We headed over the hills around Gruyeres to the small town of Interlaken. We had been told that Interlaken was not really worth a visit, but it was actually quite nice. It is not on a lake, but nestled between two lakes – Brienzersee and Thunersee – just south of Bern in the heart of Berner Oberland.
The drive was a scenic one, over the Jaunpass (with added excitement of a chalet fire – the owner of the holiday chalet had to watch in horror as the house burned; by the time the fire brigade arrived from the village in the valley, the fire had engulfed both chalet and adjoining barn).
Soon we were on the banks of the Thunsee and heading towards Interlaken where we had booked a room in the Gasthoff Schoenegg
The Gasthof could be described as “a bit run down” or, if you were feeling generous “shabby chic” but the rooms were prettily decorated, the beds were comfortable and the owners friendly and very welcoming.
If the bathrooms were not particularly modern, the delicious breakfast more than made up for it, not to mention the mountain views out of the gingham curtained window.
A quick trip to Grindelwald was followed by a wander around Interlaken that evening.
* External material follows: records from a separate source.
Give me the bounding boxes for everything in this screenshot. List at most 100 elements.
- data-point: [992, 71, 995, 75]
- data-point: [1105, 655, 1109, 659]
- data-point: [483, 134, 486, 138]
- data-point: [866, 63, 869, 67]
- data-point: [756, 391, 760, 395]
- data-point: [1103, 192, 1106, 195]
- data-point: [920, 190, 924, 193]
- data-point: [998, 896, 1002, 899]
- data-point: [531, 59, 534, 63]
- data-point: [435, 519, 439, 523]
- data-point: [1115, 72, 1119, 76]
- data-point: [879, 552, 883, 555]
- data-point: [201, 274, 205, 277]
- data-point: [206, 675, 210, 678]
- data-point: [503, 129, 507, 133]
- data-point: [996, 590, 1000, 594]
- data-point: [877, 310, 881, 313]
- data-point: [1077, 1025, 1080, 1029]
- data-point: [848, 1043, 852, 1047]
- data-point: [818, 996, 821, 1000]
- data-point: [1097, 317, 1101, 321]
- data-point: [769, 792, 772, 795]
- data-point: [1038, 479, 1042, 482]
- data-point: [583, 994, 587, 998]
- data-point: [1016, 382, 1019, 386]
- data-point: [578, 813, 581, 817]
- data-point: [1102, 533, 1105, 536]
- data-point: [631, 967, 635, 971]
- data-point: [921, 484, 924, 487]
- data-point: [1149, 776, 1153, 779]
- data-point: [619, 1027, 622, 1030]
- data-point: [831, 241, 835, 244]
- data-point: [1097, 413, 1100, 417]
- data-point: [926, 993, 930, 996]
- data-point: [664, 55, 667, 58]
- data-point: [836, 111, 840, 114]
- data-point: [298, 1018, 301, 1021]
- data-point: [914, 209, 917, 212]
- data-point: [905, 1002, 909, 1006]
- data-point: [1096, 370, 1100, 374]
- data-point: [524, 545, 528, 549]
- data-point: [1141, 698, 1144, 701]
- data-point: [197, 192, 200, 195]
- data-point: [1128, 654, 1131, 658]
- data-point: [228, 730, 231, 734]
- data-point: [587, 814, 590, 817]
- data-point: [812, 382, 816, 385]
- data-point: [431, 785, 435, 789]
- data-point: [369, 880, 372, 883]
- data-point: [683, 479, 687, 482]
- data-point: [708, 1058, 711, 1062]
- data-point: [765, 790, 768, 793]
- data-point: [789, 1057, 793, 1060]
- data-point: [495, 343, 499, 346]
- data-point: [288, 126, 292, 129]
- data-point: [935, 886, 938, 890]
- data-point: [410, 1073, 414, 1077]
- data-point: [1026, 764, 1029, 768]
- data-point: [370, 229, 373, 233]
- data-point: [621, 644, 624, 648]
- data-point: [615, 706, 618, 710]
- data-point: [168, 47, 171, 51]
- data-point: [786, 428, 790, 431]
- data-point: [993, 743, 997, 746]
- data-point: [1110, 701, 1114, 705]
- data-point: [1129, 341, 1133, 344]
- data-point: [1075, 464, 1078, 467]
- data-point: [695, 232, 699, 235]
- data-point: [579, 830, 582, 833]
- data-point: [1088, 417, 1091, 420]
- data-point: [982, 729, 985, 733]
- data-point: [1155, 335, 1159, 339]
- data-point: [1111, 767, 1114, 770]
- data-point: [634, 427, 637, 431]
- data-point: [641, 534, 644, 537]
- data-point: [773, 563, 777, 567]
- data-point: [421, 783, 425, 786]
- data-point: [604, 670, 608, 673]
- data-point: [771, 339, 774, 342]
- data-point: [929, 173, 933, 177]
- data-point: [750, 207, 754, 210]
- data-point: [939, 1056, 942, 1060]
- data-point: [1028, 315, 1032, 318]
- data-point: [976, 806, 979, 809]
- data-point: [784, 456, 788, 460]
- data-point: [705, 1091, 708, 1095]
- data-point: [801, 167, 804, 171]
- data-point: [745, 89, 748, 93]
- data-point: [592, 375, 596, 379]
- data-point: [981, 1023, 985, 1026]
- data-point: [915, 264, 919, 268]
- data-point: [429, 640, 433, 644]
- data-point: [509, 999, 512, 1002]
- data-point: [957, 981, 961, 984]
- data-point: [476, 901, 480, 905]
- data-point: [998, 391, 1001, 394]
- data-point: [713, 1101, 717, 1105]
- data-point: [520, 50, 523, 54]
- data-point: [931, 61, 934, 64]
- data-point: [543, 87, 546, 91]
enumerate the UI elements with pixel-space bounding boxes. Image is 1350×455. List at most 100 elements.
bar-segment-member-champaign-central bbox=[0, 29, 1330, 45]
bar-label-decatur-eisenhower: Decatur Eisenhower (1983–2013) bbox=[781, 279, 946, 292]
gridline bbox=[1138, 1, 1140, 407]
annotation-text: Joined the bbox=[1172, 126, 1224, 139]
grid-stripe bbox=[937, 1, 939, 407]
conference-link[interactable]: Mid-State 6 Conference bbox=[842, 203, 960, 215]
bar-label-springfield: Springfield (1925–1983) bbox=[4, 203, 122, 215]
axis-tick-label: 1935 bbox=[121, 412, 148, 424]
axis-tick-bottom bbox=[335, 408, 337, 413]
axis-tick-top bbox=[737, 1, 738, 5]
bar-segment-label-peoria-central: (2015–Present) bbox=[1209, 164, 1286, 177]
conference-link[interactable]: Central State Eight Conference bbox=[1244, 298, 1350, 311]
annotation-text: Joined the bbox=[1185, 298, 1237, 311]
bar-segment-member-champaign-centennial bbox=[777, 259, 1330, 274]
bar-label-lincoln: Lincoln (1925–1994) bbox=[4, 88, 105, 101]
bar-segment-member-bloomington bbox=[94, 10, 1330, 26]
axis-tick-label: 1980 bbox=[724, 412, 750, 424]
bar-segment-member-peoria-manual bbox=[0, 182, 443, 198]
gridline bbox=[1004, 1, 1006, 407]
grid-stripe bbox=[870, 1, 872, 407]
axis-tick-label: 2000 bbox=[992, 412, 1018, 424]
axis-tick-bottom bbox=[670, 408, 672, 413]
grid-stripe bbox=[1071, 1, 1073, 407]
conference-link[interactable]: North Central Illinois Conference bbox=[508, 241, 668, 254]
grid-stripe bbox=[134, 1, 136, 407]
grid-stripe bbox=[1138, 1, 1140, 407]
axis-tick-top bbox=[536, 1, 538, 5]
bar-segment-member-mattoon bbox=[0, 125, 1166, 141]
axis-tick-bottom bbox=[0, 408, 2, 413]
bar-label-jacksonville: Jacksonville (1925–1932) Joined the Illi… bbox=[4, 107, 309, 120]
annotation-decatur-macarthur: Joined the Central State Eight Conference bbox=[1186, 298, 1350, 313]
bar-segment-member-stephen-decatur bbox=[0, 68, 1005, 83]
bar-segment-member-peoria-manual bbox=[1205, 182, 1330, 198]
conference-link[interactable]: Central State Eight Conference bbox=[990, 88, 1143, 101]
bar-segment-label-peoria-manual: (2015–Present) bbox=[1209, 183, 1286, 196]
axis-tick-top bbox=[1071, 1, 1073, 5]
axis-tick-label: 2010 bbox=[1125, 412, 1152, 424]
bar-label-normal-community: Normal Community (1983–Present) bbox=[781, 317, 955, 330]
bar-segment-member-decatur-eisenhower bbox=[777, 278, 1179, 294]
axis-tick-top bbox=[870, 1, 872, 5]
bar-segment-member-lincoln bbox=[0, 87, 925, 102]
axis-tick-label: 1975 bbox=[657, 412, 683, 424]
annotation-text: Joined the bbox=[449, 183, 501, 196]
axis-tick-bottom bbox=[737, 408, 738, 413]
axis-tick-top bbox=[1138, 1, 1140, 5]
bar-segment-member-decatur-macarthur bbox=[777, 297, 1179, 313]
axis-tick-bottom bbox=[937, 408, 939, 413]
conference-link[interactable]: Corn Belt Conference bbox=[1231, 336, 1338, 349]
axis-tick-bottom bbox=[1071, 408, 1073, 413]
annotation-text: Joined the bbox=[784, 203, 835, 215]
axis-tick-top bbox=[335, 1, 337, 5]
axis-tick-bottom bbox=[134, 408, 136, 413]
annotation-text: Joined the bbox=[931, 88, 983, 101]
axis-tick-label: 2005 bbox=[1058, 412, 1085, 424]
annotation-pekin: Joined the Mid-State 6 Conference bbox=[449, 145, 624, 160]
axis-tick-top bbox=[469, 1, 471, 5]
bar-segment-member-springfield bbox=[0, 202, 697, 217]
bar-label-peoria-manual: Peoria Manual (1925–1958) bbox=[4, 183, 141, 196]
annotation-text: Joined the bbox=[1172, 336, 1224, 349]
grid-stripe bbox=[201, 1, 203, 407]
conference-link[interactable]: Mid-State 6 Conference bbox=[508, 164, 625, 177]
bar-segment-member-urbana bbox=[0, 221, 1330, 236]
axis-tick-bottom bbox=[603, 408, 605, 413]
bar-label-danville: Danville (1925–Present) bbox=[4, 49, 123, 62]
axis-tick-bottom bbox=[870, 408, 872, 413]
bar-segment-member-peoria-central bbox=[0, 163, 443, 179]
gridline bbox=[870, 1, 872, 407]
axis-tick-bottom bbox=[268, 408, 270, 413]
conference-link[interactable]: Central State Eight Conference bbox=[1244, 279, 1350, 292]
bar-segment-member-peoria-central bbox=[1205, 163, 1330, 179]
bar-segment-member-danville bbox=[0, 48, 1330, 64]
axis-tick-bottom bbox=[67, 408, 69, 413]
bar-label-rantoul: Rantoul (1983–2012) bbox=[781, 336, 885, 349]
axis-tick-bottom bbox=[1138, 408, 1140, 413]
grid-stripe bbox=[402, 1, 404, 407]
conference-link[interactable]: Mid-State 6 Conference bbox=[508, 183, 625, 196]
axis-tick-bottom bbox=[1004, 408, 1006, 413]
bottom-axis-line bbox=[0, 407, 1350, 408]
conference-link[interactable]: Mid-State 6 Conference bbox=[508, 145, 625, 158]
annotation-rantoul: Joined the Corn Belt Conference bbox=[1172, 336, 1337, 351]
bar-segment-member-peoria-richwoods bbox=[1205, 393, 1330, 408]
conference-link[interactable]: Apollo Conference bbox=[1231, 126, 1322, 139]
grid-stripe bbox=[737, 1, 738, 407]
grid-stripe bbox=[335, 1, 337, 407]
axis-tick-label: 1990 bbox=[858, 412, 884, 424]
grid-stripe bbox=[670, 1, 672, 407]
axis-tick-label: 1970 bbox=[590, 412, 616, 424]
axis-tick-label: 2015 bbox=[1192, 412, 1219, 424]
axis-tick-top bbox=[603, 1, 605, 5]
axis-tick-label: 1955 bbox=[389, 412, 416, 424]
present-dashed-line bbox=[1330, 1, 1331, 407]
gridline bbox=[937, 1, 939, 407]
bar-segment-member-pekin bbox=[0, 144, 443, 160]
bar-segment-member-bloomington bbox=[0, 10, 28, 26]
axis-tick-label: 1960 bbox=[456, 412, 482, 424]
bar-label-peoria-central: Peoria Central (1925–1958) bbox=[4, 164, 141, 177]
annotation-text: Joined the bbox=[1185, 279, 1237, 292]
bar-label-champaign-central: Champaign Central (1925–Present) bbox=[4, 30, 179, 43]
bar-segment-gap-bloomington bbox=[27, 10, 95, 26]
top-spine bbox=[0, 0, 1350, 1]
We were pleasantly surprised by the good quality of the souvenir shops in both Grindelwald and Interlaken. Hardly any cheap and tacky junk, but decent – often handmade – traditional Swiss goods.
Interlaken was reasonably busy, although our waiter said that this was actually quite a quiet time and that the summer is much busier, and many of the shops were open till late at night. The Hotel Victoria Jungfrau is unquestionably the most impressive hotel in Interlaken with views of the mountain range that includes the namesake, Jungfrau.
The next day we headed along the Brienzersee towards Haslital and the Grimselpass, trying to outrun the dark clouds. the scenery in this area of Switzerland is very much what tourists expect the country to look like – it almost looks too perfect.
Between the wooden chalets, lush green grass and wild flowers carpeted the valleys, cows with huge brass bells around their necks grazed, sprinklers showered water in graceful arcs. We almost expected to see a massive hand reach down to adjust a chalet and allow the Hornby train to pass through the toy railway scenery.
We finally saw something that we had heard about – Toblerone Line – tank traps. The Swiss are either paranoid or very well prepared, depending on how you look at it, and have barriers in the countryside that are designed to delay the progress of the enemy through their pretty country. We also saw several small airfields, which are dotted around rural Switzerland for use in the event of an attack on the main airports. If you look past the grass covered bunkers, which house some of the Swiss military airplanes, you might see large doors on the side of the hills behind them. There are bunkers cut into the walls of rock, a bombproof home for the Swiss airforce.